Question

A well dug 20 m deep and it has a diameter 7 m. The earth which is so dug out is spread evenly on a rectangular plot 22 m long and 14 m broad. What is the height of platform formed?

Answer 1

first you find volume of well after that in the formula of volume of rectangles place all the value and find height
note:in the place of volume of rectangles place volume of well

Answer 2

Answer: The height of the platform is 2.5 m

Step-by-step explanation:

We are given a well which is dug and it is evenly spread out on a rectangular plot. So, to calculate the height of the platform, we will compare the volume of well and the platform.

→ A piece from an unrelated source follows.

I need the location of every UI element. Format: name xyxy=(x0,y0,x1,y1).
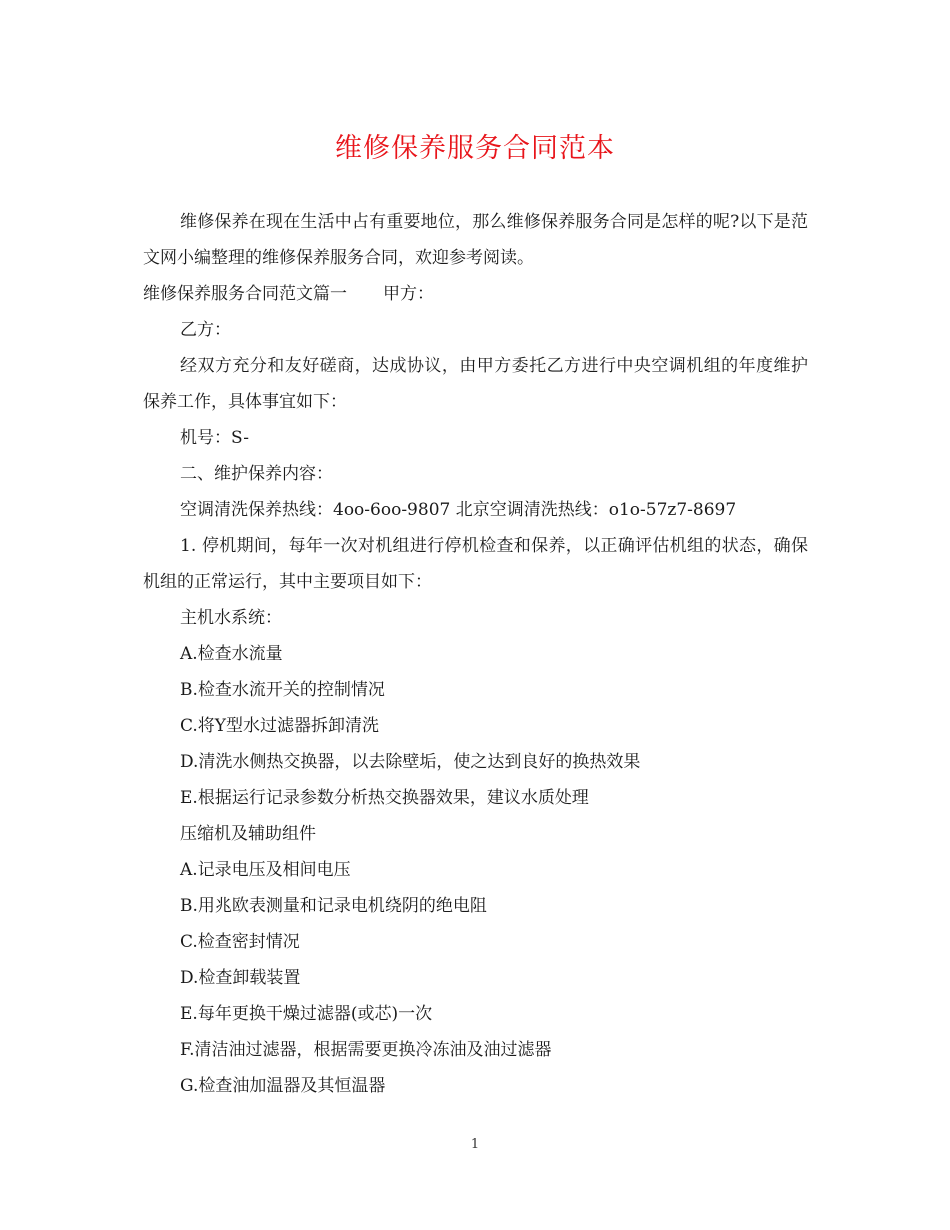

A well is in the shape of right circular cylinder.

Volume of right circular cylinder = Volume of rectangular plot

$\pi r^2h=lbh$

where,

$\pi=\frac{22}{7}$

r = radius of the cylinder = $\frac{d}{2}=\frac{7}{2}m$

h = height of the cylinder = 20 m

l = length of the rectangular plot = 22 m

b = breadth of the rectangular plot = 14 m

h = height of the rectangular plot = ? m

Putting values in above equation, we get:

$\frac{22}{7}\times \frac{7}{2}\times \frac{7}{2}\times 20=22\times 14\times h\\\\h=\frac{5}{2}=2.5m$

Hence, the height of the platform is 2.5 m